Desde una perspectiva analítica, lo que este partido reveló fue la capacidad del Barça para sufrir y responder en los momentos clave, pero también la solidez de un Racing que, pese a su categoría, compitió de tú a tú. La pregunta clave ahora es si el equipo de Flick podrá mantener este nivel de exigencia en un calendario congestionado, donde cada partido parece una final.
El 0-2 de Lamine Yamal en el tiempo añadido —tras una contra en superioridad— certificó el pase, pero el mérito del Racing quedó intacto. Un equipo de Segunda que, una vez más, demostró que el fútbol no entiende de categorías.
Ficha técnica
Resultado: Racing, 0 – FC Barcelona, 2 (0-0, al descanso).
Alineaciones
Racing: Ezkieta; Mantilla, Manu Hernando, Castro, Mario García (Iñigo Vicente, min.72); Iñigo Sainz-Maza (Andrés Martín, min.78), Aldasoro (Damián, min.60), Suleiman, Guliashvili (Sangalli, min.60), Maguette y Arana (Lozano, descanso).

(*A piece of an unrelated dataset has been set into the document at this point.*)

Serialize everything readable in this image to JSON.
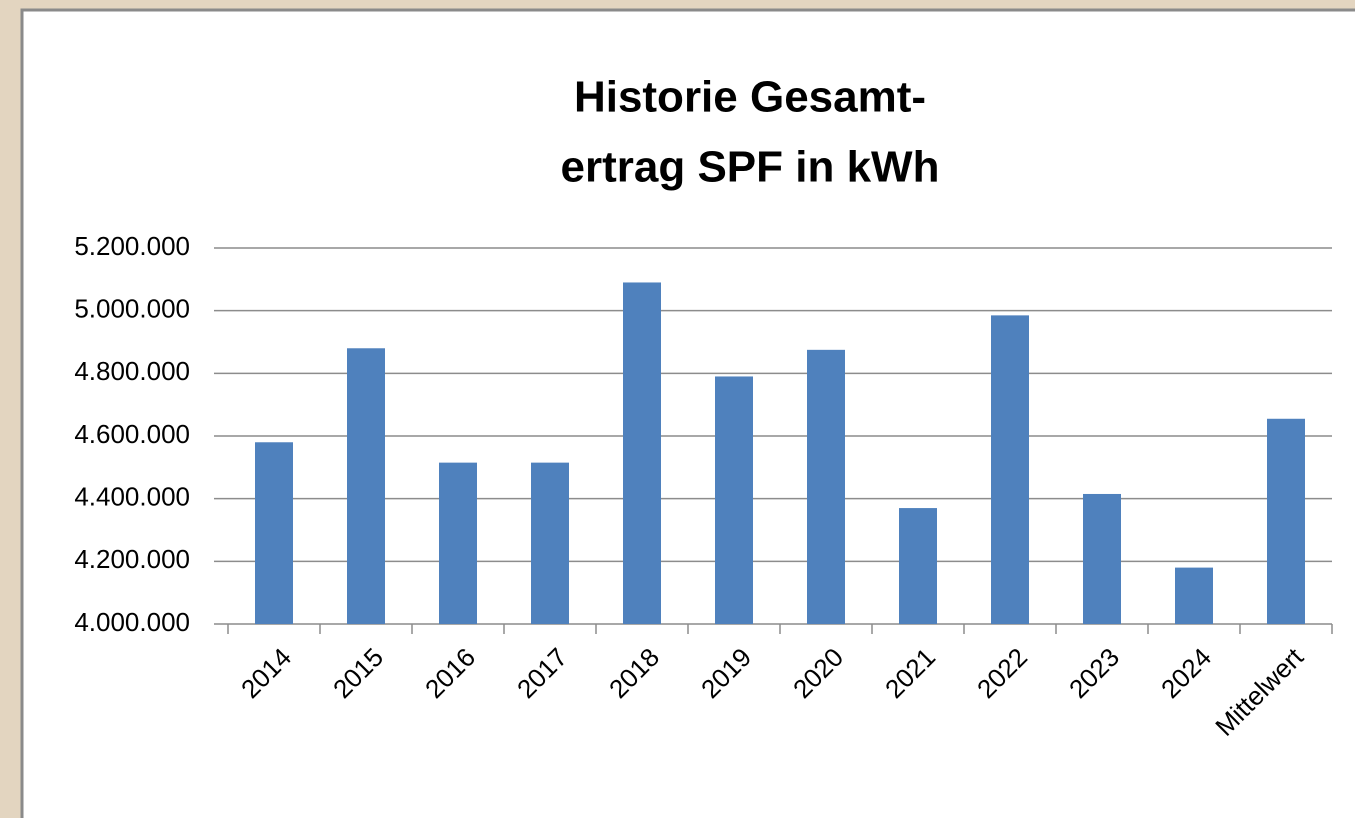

FC Barcelona: Joan García; Koundé, Cubarsí, Gerard Martín, Balde; Casadó (Eric García, min.84), Bernal (Fermín, min.58), Lamine Yamal, Olmo (Pedri, min.68), Rashford (Raphinha, min.68) y Ferran Torres (Lewandowski, min.68).
Goles
0 – 1, min.66: Ferran Torres.
0 – 2, min.90+5: Lamine Yamal.
Árbitro
José Luis Munuera (C. Andalucía). Amonestó a Mario García (min.29), Damián (min.71), Iñigo Vicente (min.83) y Sangalli (min.89) por parte del Racing. Y a Fermín (min.73) en el Barça.
Estadio: El Sardinero.
¿Podrá el Barça mantener esta resiliencia cuando el desgaste físico y mental aumente?
El valor táctico de la adaptabilidad
Más allá del resultado, lo que este partido desveló fue la capacidad del Barça para reconfigurar su juego en tiempo real. La primera parte, dominada por la presión alta del Racing, expuso las limitaciones de un equipo azulgrana que, con rotaciones, no logró imponer su ritmo habitual.
La introducción de Fermín López en el minuto 58 no fue casual: su entrada alteró el centro del campo, donde Casadó y Bernal habían sido neutralizados. Este ajuste táctico, sumado a la verticalidad de Lamine Yamal y Koundé en banda, desbloqueó un partido que parecía encallado. Lo que esto revela es que, en partidos de alta exigencia física, la flexibilidad para modificar el esquema puede ser tan decisiva como el talento individual.
El Racing, por su parte, demostró que la intensidad y la compactitud pueden compensar diferencias técnicas. Su plan de contraataques rápidos, aunque no se materializó en goles, obligó al Barça a jugar con precaución, algo poco habitual en un equipo acostumbrado a dominar la posesión. La solidez defensiva cántabra, con Ezkieta como figura, fue clave para mantener el empate hasta el minuto 66.
La pregunta clave
¿Podrá el Barça mantener esta capacidad de adaptación cuando el calendario exija rotaciones más profundas y rivales de mayor envergadura? La resiliencia mostrada en El Sardinero será puesta a prueba en un contexto donde el desgaste y la presión por títulos pueden erosionar la claridad táctica.